Do ponto-de-vista da posição onde se encontram hoje Lula e o PT, há, entre todos os riscos
possíveis, um que decididamente eles não podem correr, se é que pretendem ter ocasião de
exercer uma influência duradoura sobre o quadro nacional: o de serem derrubados, ou
politicamente desmoralizados, em seu primeiro mandato no comando do governo federal.
Como vimos, o PT já é hoje o maior partido do país em número de deputados (estaduais e
federais), além de ocupar a Presidência da República. E continuará a crescer. O tempo,
portanto, corre a favor do partido. É claro, ele já não é o mesmo de 1980. E mudará mais.

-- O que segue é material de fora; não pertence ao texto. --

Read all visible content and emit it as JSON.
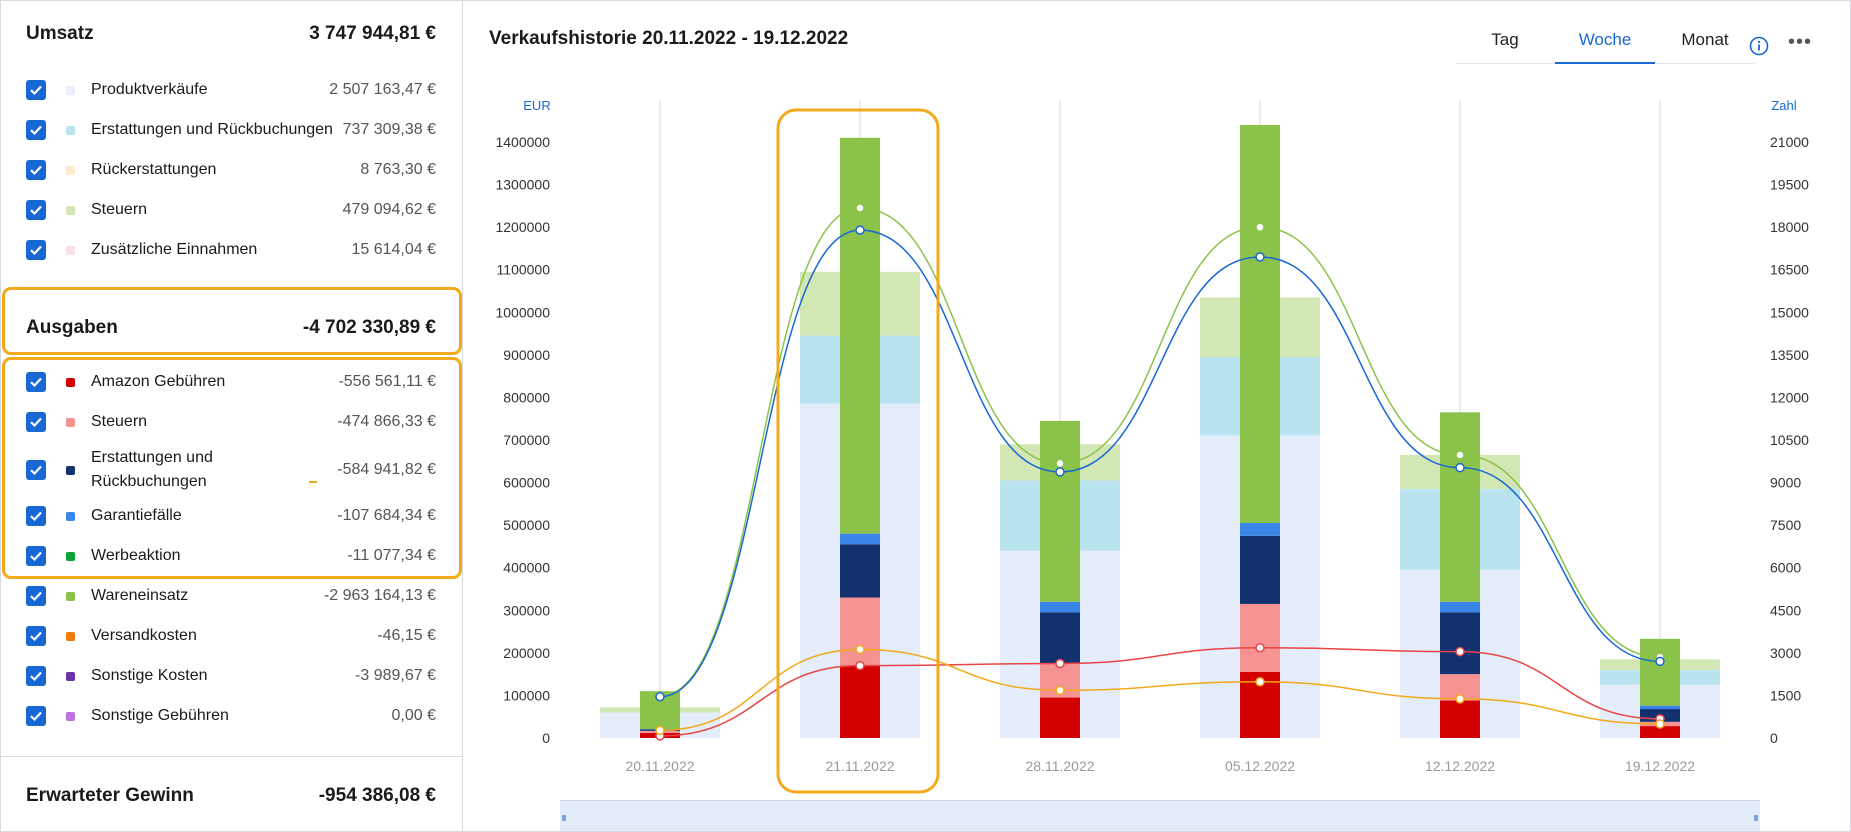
{
  "sections": {
    "revenue": {
      "title": "Umsatz",
      "total": "3 747 944,81 €",
      "items": [
        {
          "label": "Produktverkäufe",
          "value": "2 507 163,47 €",
          "color": "#e8eefb"
        },
        {
          "label": "Erstattungen und Rückbuchungen",
          "value": "737 309,38 €",
          "color": "#b9e3ef"
        },
        {
          "label": "Rückerstattungen",
          "value": "8 763,30 €",
          "color": "#fdebd0"
        },
        {
          "label": "Steuern",
          "value": "479 094,62 €",
          "color": "#d3e7b5"
        },
        {
          "label": "Zusätzliche Einnahmen",
          "value": "15 614,04 €",
          "color": "#fbdfe4"
        }
      ]
    },
    "expenses": {
      "title": "Ausgaben",
      "total": "-4 702 330,89 €",
      "items": [
        {
          "label": "Amazon Gebühren",
          "value": "-556 561,11 €",
          "color": "#d40000"
        },
        {
          "label": "Steuern",
          "value": "-474 866,33 €",
          "color": "#f59393"
        },
        {
          "label": "Erstattungen und Rückbuchungen",
          "value": "-584 941,82 €",
          "color": "#12316e"
        },
        {
          "label": "Garantiefälle",
          "value": "-107 684,34 €",
          "color": "#3a86e8"
        },
        {
          "label": "Werbeaktion",
          "value": "-11 077,34 €",
          "color": "#0ca339"
        },
        {
          "label": "Wareneinsatz",
          "value": "-2 963 164,13 €",
          "color": "#8bc34a"
        },
        {
          "label": "Versandkosten",
          "value": "-46,15 €",
          "color": "#f07a0a"
        },
        {
          "label": "Sonstige Kosten",
          "value": "-3 989,67 €",
          "color": "#6a32a8"
        },
        {
          "label": "Sonstige Gebühren",
          "value": "0,00 €",
          "color": "#c070e0"
        }
      ]
    },
    "profit": {
      "title": "Erwarteter Gewinn",
      "total": "-954 386,08 €"
    }
  },
  "chart_header": {
    "title": "Verkaufshistorie 20.11.2022 - 19.12.2022",
    "tabs": [
      "Tag",
      "Woche",
      "Monat"
    ],
    "active_tab": "Woche"
  },
  "chart_data": {
    "type": "bar",
    "categories": [
      "20.11.2022",
      "21.11.2022",
      "28.11.2022",
      "05.12.2022",
      "12.12.2022",
      "19.12.2022"
    ],
    "left_axis": {
      "label": "EUR",
      "ylim": [
        0,
        1400000
      ],
      "ticks": [
        0,
        100000,
        200000,
        300000,
        400000,
        500000,
        600000,
        700000,
        800000,
        900000,
        1000000,
        1100000,
        1200000,
        1300000,
        1400000
      ]
    },
    "right_axis": {
      "label": "Zahl",
      "ylim": [
        0,
        21000
      ],
      "ticks": [
        0,
        1500,
        3000,
        4500,
        6000,
        7500,
        9000,
        10500,
        12000,
        13500,
        15000,
        16500,
        18000,
        19500,
        21000
      ]
    },
    "revenue_stack": [
      {
        "name": "Produktverkäufe",
        "color": "#e5ecfa",
        "values": [
          60000,
          785000,
          440000,
          710000,
          395000,
          125000
        ]
      },
      {
        "name": "Erstattungen und Rückbuchungen",
        "color": "#b9e3ef",
        "values": [
          0,
          160000,
          165000,
          185000,
          190000,
          35000
        ]
      },
      {
        "name": "Steuern",
        "color": "#d3e7b5",
        "values": [
          12000,
          150000,
          85000,
          140000,
          80000,
          25000
        ]
      }
    ],
    "expense_stack": [
      {
        "name": "Amazon Gebühren",
        "color": "#d40000",
        "values": [
          12000,
          170000,
          95000,
          155000,
          88000,
          28000
        ]
      },
      {
        "name": "Steuern",
        "color": "#f59393",
        "values": [
          5000,
          160000,
          80000,
          160000,
          62000,
          10000
        ]
      },
      {
        "name": "Erstattungen und Rückbuchungen",
        "color": "#12316e",
        "values": [
          3000,
          125000,
          120000,
          160000,
          145000,
          30000
        ]
      },
      {
        "name": "Garantiefälle",
        "color": "#3a86e8",
        "values": [
          1000,
          25000,
          25000,
          30000,
          25000,
          8000
        ]
      },
      {
        "name": "Wareneinsatz",
        "color": "#8bc34a",
        "values": [
          89000,
          930000,
          425000,
          935000,
          445000,
          157000
        ]
      }
    ],
    "lines": [
      {
        "color": "#8bc34a",
        "values": [
          98000,
          1245000,
          645000,
          1200000,
          665000,
          190000
        ]
      },
      {
        "color": "#1767d4",
        "values": [
          97000,
          1193000,
          625000,
          1130000,
          635000,
          180000
        ]
      },
      {
        "color": "#e84545",
        "values": [
          5000,
          170000,
          175000,
          212000,
          203000,
          45000
        ]
      },
      {
        "color": "#f2a91b",
        "values": [
          18000,
          208000,
          112000,
          132000,
          92000,
          33000
        ]
      }
    ]
  }
}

O mero crescimento de sua representatividade já se encarrega, em larga medida, de torná-
lo mais heterogêneo. Mas permanece sendo um partido com vínculos profundos com o
movimento sindical e outras organizações políticas “de base” espalhadas por todo o
território nacional. Para usar a metáfora da “Belíndia” do Edmar Bacha, eu não me
atreveria a dizer que o PT fala com naturalidade em nome da nossa “Índia”, mas antes,
talvez, de uma “baixa Bélgica”. Ainda assim, a atuação do PT tem produzido efeito salutar
sobre a organicidade de nosso sistema de representação política, tendo mesmo produzido
certo efeito benigno sobre a organização de alguns de seus rivais.

Talvez isto soe horrorosamente conservador para muitos, mas – além de promover a
realização de nossos melhores sonhos coletivos – a política tem uma outra função, pelo
menos tão importante quanto a primeira: a de evitar a concretização de nossos piores
pesadelos. Felizmente, nunca nos contentaremos apenas com esta última, mas de fato
nosso eventual sucesso em evitarmos o pesadelo dos golpes de estado e da violência
política será condição preliminar, necessária ainda que não suficiente, para a realização de
nosso sonho comum de uma sociedade mais justa e equânime. É justo reconhecer que, sob
o aspecto da pacificação político-institucional, nosso modesto experimento institucional
ensaiado ao longo dos últimos 20 anos já é o mais bem-sucedido de nossa história.
Olhando a cena política brasileira de hoje, tenho vivido renovada esperança de que nossos
netos possam olhar para trás e dizer, com mais confiança do que nós, que seus avós
fizeram a sua parte, deram a contribuição possível, modesta que fosse, para a construção
de um país digno de todos os seus habitantes. O governo Lula (política econômica incluída)
não me tem dado motivos para desanimar dessa esperança. Pelo contrário.